Une nouvelle directive de Donald Trump pourrait profondément influencer la conception et l’usage des intelligences artificielles aux États-Unis. Interdisant certaines technologies jugées non neutres, cette initiative questionne l’équilibre entre l’innovation technologique et les idéologies politiques, soulignant un enjeu majeur pour le secteur tech.
Donald Trump a opéré un changement significatif dans la politique technologique américaine avec une nouvelle directive qui pourrait transformer la manière dont les modèles d’intelligence artificielle sont conçus et utilisés par des entreprises comme Apple, Google, Samsung, Xiaomi et presque toutes les marques de technologie modernes.
Cette directive interdit au gouvernement fédéral d’utiliser des technologies d’IA qui ne soient pas « idéologiquement neutres » ou qui contiennent, selon Trump, une « conscience progressiste » (ou woke). L’ancien président estime que les outils intégrant des concepts tels que la diversité, l’équité et l’inclusion, ou qui traitent de sujets comme le racisme systémique ou l’identité de genre, déforment la vérité et doivent être écartés des contrats gouvernementaux. Il s’agit donc d’encourager une pensée qui corresponde aux idées de Trump.
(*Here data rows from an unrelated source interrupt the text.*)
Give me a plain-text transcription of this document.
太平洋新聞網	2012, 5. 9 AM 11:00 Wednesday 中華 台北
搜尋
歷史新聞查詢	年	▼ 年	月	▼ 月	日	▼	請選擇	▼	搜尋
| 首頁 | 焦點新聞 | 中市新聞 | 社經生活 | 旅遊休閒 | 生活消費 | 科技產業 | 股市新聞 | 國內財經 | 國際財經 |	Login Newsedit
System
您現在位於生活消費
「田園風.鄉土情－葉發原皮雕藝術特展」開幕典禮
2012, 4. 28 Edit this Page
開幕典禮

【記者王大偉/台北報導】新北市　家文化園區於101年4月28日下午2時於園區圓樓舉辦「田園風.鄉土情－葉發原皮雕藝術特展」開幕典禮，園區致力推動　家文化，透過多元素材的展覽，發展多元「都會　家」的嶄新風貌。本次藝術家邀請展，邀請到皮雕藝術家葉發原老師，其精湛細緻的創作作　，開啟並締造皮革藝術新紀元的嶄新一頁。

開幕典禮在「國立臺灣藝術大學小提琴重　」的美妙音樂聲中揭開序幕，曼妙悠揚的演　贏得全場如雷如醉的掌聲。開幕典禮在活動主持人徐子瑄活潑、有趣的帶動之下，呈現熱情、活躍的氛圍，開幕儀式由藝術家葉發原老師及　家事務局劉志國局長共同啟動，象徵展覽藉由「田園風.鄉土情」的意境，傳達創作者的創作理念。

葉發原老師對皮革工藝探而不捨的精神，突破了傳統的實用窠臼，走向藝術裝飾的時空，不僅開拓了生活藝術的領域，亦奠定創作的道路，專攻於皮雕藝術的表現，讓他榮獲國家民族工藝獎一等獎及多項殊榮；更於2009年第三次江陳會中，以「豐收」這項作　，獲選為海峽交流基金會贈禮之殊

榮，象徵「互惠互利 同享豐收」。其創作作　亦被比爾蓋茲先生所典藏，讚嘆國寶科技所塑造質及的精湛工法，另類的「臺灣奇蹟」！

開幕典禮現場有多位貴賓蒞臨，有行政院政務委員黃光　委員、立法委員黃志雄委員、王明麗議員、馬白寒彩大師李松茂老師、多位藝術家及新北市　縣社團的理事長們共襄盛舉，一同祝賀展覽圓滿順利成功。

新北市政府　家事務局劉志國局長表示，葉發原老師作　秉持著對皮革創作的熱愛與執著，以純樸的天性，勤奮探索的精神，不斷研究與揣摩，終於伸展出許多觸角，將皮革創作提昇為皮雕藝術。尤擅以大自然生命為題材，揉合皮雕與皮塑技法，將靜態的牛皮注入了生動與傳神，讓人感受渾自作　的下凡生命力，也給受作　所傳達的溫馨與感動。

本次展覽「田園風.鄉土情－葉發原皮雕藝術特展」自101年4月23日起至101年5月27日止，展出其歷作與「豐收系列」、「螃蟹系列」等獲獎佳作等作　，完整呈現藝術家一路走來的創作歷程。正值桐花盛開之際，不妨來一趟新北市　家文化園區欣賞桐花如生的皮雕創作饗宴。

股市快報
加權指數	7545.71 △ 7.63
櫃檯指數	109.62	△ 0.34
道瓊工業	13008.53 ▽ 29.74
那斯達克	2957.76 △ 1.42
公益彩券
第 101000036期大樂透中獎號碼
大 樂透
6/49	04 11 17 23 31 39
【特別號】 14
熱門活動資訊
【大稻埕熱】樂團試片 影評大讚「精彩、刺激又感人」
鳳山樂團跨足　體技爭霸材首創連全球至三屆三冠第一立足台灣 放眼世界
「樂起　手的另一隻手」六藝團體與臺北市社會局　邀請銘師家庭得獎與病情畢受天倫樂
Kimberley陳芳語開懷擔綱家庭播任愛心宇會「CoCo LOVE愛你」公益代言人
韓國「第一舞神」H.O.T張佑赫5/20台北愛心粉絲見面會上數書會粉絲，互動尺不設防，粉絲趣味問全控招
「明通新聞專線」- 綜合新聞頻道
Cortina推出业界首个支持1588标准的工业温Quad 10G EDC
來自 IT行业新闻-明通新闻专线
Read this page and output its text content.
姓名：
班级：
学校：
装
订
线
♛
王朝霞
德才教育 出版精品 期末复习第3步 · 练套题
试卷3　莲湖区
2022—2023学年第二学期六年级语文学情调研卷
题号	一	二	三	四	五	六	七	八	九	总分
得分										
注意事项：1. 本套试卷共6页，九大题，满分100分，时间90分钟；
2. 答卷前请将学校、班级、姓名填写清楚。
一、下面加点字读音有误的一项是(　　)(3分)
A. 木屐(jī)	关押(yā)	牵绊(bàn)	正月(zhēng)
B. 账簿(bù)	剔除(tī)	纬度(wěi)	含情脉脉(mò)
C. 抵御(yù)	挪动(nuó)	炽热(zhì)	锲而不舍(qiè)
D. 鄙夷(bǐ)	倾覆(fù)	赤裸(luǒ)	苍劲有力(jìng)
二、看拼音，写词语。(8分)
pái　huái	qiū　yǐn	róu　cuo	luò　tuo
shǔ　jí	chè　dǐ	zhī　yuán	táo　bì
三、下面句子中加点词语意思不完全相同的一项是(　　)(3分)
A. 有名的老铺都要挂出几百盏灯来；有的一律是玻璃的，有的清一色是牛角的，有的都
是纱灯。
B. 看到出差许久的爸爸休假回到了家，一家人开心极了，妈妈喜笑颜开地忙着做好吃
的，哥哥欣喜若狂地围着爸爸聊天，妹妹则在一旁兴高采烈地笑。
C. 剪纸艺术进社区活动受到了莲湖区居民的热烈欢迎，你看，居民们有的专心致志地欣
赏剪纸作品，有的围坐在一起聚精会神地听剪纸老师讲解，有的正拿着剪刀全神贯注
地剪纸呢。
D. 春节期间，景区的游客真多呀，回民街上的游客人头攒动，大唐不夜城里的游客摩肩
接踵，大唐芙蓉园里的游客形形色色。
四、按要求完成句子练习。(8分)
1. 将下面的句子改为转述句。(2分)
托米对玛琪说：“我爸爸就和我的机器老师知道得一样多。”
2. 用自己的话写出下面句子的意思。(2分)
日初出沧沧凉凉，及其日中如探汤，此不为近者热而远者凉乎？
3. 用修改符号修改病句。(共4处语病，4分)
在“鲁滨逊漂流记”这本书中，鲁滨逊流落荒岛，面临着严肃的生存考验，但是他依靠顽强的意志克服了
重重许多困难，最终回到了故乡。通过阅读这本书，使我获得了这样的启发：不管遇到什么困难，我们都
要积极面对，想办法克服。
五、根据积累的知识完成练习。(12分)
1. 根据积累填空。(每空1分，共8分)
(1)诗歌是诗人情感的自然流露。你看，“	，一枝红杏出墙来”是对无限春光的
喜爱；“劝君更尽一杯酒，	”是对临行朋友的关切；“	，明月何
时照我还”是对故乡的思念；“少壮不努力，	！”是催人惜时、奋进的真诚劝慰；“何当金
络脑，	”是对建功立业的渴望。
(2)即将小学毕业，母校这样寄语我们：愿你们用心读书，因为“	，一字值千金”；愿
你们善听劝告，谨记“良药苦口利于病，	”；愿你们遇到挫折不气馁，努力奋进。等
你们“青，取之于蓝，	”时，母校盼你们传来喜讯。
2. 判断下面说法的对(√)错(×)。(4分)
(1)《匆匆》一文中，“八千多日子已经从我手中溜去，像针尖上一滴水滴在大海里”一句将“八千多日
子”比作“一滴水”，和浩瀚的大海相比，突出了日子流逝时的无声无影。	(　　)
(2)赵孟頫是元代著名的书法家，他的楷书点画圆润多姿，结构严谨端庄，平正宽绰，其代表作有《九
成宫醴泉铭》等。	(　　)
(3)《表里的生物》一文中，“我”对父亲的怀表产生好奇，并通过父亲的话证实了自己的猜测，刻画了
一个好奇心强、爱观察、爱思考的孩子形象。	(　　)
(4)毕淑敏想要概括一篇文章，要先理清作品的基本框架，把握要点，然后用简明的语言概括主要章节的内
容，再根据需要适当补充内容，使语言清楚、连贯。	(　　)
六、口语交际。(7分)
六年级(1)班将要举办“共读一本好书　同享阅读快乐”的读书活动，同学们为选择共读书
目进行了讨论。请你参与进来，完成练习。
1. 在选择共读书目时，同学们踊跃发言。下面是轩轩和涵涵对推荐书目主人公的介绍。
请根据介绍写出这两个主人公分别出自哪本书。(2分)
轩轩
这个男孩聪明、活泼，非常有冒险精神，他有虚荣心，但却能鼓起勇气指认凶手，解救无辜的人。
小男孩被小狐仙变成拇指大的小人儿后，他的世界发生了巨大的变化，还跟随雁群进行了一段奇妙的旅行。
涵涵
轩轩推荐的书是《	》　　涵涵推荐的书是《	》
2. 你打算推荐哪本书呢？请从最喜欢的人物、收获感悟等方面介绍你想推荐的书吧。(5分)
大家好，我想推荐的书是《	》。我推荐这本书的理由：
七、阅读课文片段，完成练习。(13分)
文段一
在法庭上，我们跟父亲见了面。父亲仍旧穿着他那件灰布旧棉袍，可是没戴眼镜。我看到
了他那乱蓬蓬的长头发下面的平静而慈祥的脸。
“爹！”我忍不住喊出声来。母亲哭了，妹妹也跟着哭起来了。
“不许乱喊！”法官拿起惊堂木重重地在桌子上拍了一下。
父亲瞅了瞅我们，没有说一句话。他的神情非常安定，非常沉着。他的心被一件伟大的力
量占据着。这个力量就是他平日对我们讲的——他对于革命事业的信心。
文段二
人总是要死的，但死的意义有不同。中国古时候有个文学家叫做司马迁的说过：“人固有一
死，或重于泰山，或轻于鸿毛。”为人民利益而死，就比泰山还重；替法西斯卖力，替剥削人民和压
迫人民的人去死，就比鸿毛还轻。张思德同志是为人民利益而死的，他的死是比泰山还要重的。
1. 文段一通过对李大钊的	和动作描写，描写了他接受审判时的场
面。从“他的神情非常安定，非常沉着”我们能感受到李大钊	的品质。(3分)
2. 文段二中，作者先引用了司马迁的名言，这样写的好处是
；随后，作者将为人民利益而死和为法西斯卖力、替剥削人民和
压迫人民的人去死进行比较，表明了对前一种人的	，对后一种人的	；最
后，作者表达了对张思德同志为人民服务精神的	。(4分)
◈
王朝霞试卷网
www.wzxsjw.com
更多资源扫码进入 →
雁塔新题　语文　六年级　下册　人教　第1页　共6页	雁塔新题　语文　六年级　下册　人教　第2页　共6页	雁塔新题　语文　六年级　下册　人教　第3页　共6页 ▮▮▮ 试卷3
Cette décision intervient alors que la Chine progresse rapidement avec ses propres modèles d’IA, tels que ceux de DeepSeek et Alibaba, qui évitent les questions sensibles concernant le Parti Communiste. Face à ces nouvelles technologies, des responsables américains ont averti que ces systèmes reflètent l’idéologie du gouvernement chinois et n’interagissent pas avec les utilisateurs de manière neutre. Pour beaucoup d’Américains, ceci représente un danger, et des entreprises comme OpenAI ont utilisé cet argument pour accélérer le développement de leurs propres outils, souvent sans de nombreuses régulations.

Manipulation de l’IA
Cependant, la réaction de Trump va dans une autre direction : utiliser le pouvoir de l’État pour déterminer quels types d’IA peuvent être financés et utilisés dans le gouvernement. Sa nouvelle stratégie nationale, disponible ici sous le nom de « Plan d’Action pour l’IA », ne met pas l’accent sur les risques sociaux ou éthiques, mais plutôt sur l’infrastructure technologique, la sécurité nationale et la concurrence avec la Chine.
Cela pourrait avoir un impact paralysant sur le secteur. De nombreuses entreprises dépendent des contrats fédéraux pour leur survie, et cette directive pourrait les pousser à modifier leurs systèmes pour se conformer à la rhétorique de la Maison Blanche. En fait, des contrats de plusieurs millions de dollars sont déjà signés entre le Département de la Défense et des entreprises comme OpenAI, Google, Anthropic ou xAI (la société d’Elon Musk).
Paradoxalement, xAI pourrait être la plus alignée avec cette politique. Son chatbot Grok a été promu comme étant « anti-woke » et « chercheur de vérité », bien qu’il ait suscité la controverse en émettant des commentaires racistes et antisémites. La contradiction est manifeste : si le gouvernement interdit les IA avec des biais idéologiques, qu’en est-il de Grok, qui affiche un biais évident mais dans la direction opposée ? Comme d’habitude, « Si vous pensez comme moi, c’est bon ».
Des experts comme Rumman Chowdhury et le professeur Philip Seargeant, dans des déclarations à TechCrunch, soulignent que la directive repose sur une erreur : celle de croire en une IA véritablement neutre. Ils affirment que le langage n’est jamais totalement objectif, et dans un monde où même les faits les plus simples peuvent être politisés, définir la « vérité » ou l’« impartialité » pose de grandes difficultés.
De plus, il existe des craintes que les entreprises, pour ne pas perdre leurs contrats, commencent à modifier leurs données d’entraînement en fonction des priorités idéologiques du moment, ce qui soulève des questions inquiétantes sur qui décide de ce qui est vrai.